[ltt-dev] [ANNOUNCE] New tools: lttngtrace and lttngreport

Wed Nov 17 16:44:23 EST 2010

On Wed, 17 Nov 2010, Mathieu Desnoyers wrote:

> * Andi Kleen (andi at firstfloor.org) wrote:
> > Mathieu Desnoyers <mathieu.desnoyers at efficios.com> writes:
> > >
> > >         --> Blocked in RUNNING, SYSCALL 142 [sys_select+0x0/0xc0], ([...], dur: 0.029567)
> > >         |    --> Blocked in RUNNING, SYSCALL 168 [sys_poll+0x0/0xc0], ([...], dur: 1.187935)
> > >         |    --- Woken up by an IRQ: IRQ 0 [timer]
> > >         --- Woken up in context of 7401 [gnome-power-man] in high-level state RUNNING
> > 
> > Very nice! Now how can we get that with an unpatched kernel tree?
> 
> Well, I'm afraid the collection approach "trace" is currently taking won't allow
> this kind of dependency wakeup chain tracking, because they focus on tracing
> operations happening on a thread and its children, but the reality is that the
> wakeup chains often spread outside of this scope.

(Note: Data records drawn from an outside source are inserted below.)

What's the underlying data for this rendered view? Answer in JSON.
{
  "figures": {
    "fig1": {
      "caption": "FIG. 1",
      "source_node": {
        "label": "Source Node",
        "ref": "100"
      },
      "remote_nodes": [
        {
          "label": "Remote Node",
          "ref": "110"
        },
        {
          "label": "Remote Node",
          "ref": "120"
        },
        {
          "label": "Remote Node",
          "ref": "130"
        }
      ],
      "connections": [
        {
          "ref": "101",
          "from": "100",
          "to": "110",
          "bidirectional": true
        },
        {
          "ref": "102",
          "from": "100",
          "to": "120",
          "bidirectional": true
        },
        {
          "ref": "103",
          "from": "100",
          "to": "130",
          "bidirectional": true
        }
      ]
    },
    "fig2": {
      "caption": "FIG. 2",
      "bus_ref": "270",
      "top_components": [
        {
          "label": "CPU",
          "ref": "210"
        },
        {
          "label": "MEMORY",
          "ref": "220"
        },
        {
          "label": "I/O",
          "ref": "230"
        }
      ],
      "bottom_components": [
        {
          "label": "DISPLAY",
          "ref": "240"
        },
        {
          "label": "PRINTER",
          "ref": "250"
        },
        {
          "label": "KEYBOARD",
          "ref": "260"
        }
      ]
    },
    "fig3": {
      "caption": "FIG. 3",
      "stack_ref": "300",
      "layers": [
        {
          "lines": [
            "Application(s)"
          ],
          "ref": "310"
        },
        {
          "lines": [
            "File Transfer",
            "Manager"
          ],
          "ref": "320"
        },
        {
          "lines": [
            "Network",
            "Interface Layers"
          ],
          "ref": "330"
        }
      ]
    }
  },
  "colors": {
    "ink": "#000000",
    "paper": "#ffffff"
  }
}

You are completely missing the point. There is no need to point out
that 'trace' does not do that. It is tracking a process (group)
context (though it can do system wide with the right permissions as
well).

And it's completely irrelevant for a user space programmer where the
kernel spends its time. What's not irrelevant is the information what
caused the kernel to spend time, i.e. which access to which data
resulted in a page fault or IO and how long did it take to come back.

It's completely irrelevant for him whether the kernel ran in circles
or not. If he sees a repeating pattern that a PF recovery or a
read/write to some file takes ages, he'll poke the sysadmin or the
kernel dude, which then will drill down into the gory details.

http://lwn.net/Articles/415760/

 "... Indeed I've been wishing for a tool which would easily tell me
 what pages I'm faulting in (and in what order) out of a 5GB mmaped
 file, in order to help debug performance issues with disk seeks when
 the file is totally paged out."

That's what relevant to user space developers, not the gory details
why the kernel took time X to retrieve that data from disk. Simply
because you can improve performance when you have such information by
rearranging your code and access patterns. The same applies for other
things like cache misses, which can be easily integrated into 'trace'.

> This is why lttngtrace gathers a system-wide trace even though we're mostly
> intested in the wait/wakeups of a specific PID.

Which results in a permission problem which you are completely
ignoring. Not a surprise though - I'm used to the academic way of
defining preliminaries and ignoring side effects just to get the paper
written.

> Wakeup dependency analysis depends on a few key events to track these chains.
> It's all described in Pierre-Marc Fournier's master thesis and implemented as

You seem to believe that kernel developers need to read a thesis to
understand wakeup chains and what it takes to trace them?

Dammit, we do that on a daily base and we did it even before we had
the ftrace/perf infrastructure in place without reading a thesis.

Stop this bullshit once and forever. You can do that in the lecture
room of your university and in the seminar for big corporate engineers
who are made to believe that this is important to improve their
productivity.

Your "DrTracing knows it better attitude" starts to be really annoying.

Thanks,

	tglx